Adel tiene siete
años, viajar desde el campamento a la ciudad-refugio española ha sido para él
como desplazarse a otro planeta. Todo es excitante y desconcertantemente nuevo.
A él y a su familia los han instalado en un apartamento soleado y limpio dónde
los muebles sin estrenar huelen a nuevo. Lo que más le ha gustado a Adel de la
nueva casa ha sido que el retrete cuente con una cisterna que funciona. El
edificio en el que malvivieron atrapados, durante el asedio de Alepo, siempre
apestaba a excrementos y orina. El niño también se regocija con el milagro que
supone abrir el grifo y que brote agua limpia; él y su madre debían acarrearla,
noche tras noche, en bidones desde un sucio socavón.
Un señor muy amable les enseña el apartamento.
Adel dispone de una habitación para él sólo. El señor pregunta al niño -con la
ayuda de un intérprete-, cuál es su equipo de fútbol preferido. Adel no sabe
que es el fútbol. Él no salía a la calle a jugar, era muy peligroso hacerlo
durante el día y exponerse al fuego de los francotiradores. Para entretenerse,
Adel y su hermana Fátima, contaban las detonaciones de los bombardeos de las
que sabían distinguir si eran producidas por un obús o por un barril de
dinamita.
Durante aquella
primera noche en la casa nueva Adel sufre pesadillas, sueña con el cuerpo
desmembrado de Ibrahim, su amiguito, que no consiguió refugiarse a tiempo en el
sótano durante uno de los muchos raids
aéreos con que la ciudad fue castigada. El niño se despierta y ve una sombra
junto a la ventana. Sobre el alfeizar deambula un gato negro, su silueta
contrasta con la luna llena y blanca. Toma al animal con cuidado, el minino es
dócil. El chaval despierta a su madre y le muestra su captura:
-¡Mátalo! -le
ordena. En Alepo, acuciados por el hambre, se comían a los gatos.

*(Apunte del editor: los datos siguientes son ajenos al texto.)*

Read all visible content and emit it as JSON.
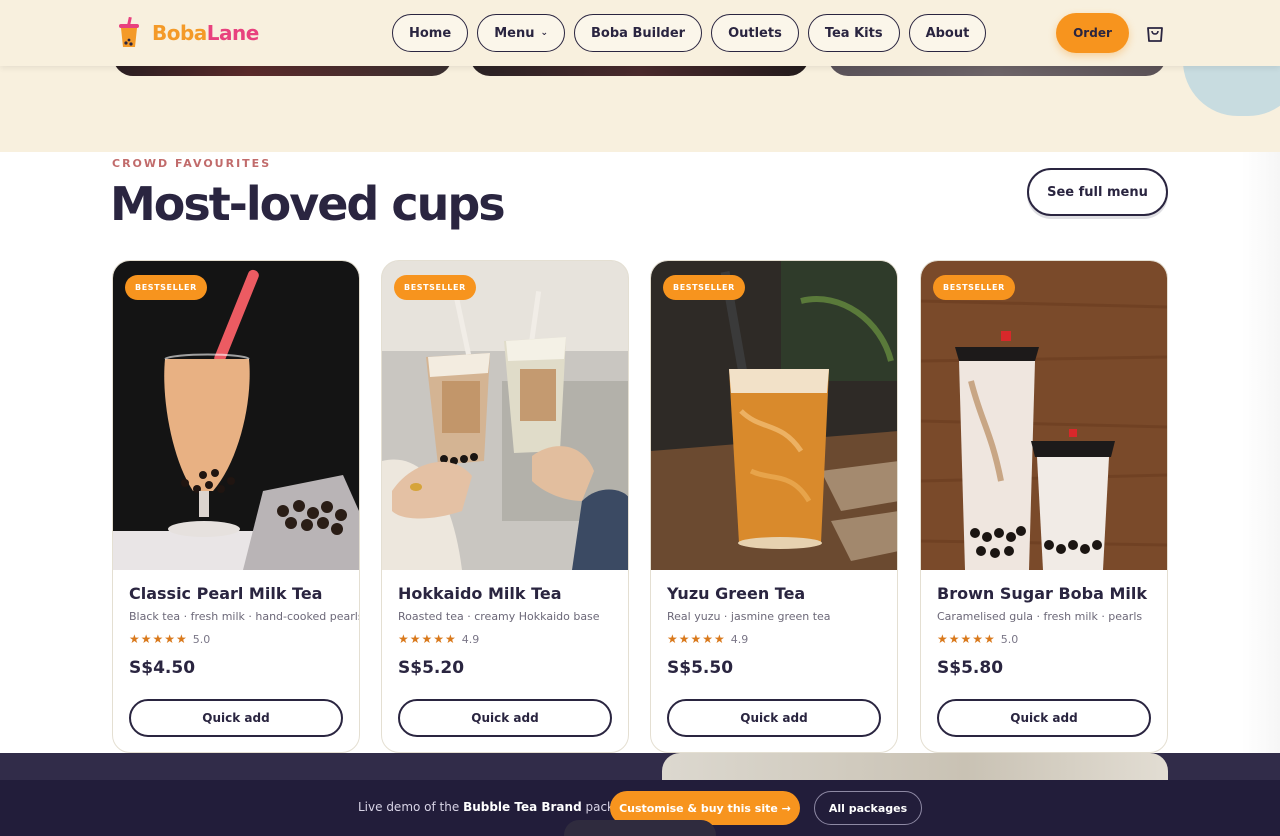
{
  "brand": {
    "part_a": "Boba",
    "part_b": "Lane"
  },
  "nav": {
    "items": [
      {
        "label": "Home"
      },
      {
        "label": "Menu"
      },
      {
        "label": "Boba Builder"
      },
      {
        "label": "Outlets"
      },
      {
        "label": "Tea Kits"
      },
      {
        "label": "About"
      }
    ],
    "order_label": "Order",
    "cart_icon": "shopping-bag-icon"
  },
  "section": {
    "eyebrow": "CROWD FAVOURITES",
    "title": "Most-loved cups",
    "see_menu_label": "See full menu"
  },
  "products": [
    {
      "badge": "BESTSELLER",
      "name": "Classic Pearl Milk Tea",
      "desc": "Black tea · fresh milk · hand-cooked pearls",
      "stars": "★★★★★",
      "rating": "5.0",
      "price": "S$4.50",
      "cta": "Quick add"
    },
    {
      "badge": "BESTSELLER",
      "name": "Hokkaido Milk Tea",
      "desc": "Roasted tea · creamy Hokkaido base",
      "stars": "★★★★★",
      "rating": "4.9",
      "price": "S$5.20",
      "cta": "Quick add"
    },
    {
      "badge": "BESTSELLER",
      "name": "Yuzu Green Tea",
      "desc": "Real yuzu · jasmine green tea",
      "stars": "★★★★★",
      "rating": "4.9",
      "price": "S$5.50",
      "cta": "Quick add"
    },
    {
      "badge": "BESTSELLER",
      "name": "Brown Sugar Boba Milk",
      "desc": "Caramelised gula · fresh milk · pearls",
      "stars": "★★★★★",
      "rating": "5.0",
      "price": "S$5.80",
      "cta": "Quick add"
    }
  ],
  "demo_bar": {
    "text_prefix": "Live demo of the ",
    "package_name": "Bubble Tea Brand",
    "text_suffix": " package.",
    "customise_label": "Customise & buy this site →",
    "all_packages_label": "All packages"
  },
  "colors": {
    "accent": "#f7941e",
    "brand_pink": "#e8417e",
    "ink": "#2a2540",
    "cream": "#f8f0de",
    "dark_band": "#221d3a"
  }
}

-No, habibi, déjalo en el suelo -responde la madre. Y el niño obedece-.
Espera te daré algo de comer.
La madre se levanta de la cama y se dirige a la
cocina, saca del armario unas galletas y toma un cuenco que llena de leche. Su
hijo moja las galletas en la leche y comienza a comerlas con parsimonia. No, no
tenía mucho apetito, ha actuado guiado por un acto reflejo. El niño está
pendiente del gato que les ha seguido hasta la cocina y maulla reclamando
comida. La madre toma una galleta reblandecida por el líquido lácteo y se le da
al animal que la come con ganas
-Ahora hazlo tú -le ordena la madre a Adel, quien le
da tres galletas seguidas al minino.
Todavía Adel no se ha terminado el tazón cuando el
felino comienza a restregarse por sus perneras, agradecido, para asombro del
chaval que no sabe muy bien cómo reaccionar ante aquellas demostraciones de
cariño. El gato ronronea.
Él es ahora tu amigo –declara
la madre. Aún desconcertado, Adel contempla al gato y sonríe.
(Este relato ha recibido una Mención internacional especial en el I Concurso
literario de relatos breves Biblioteca Pública de Netanya (Israel).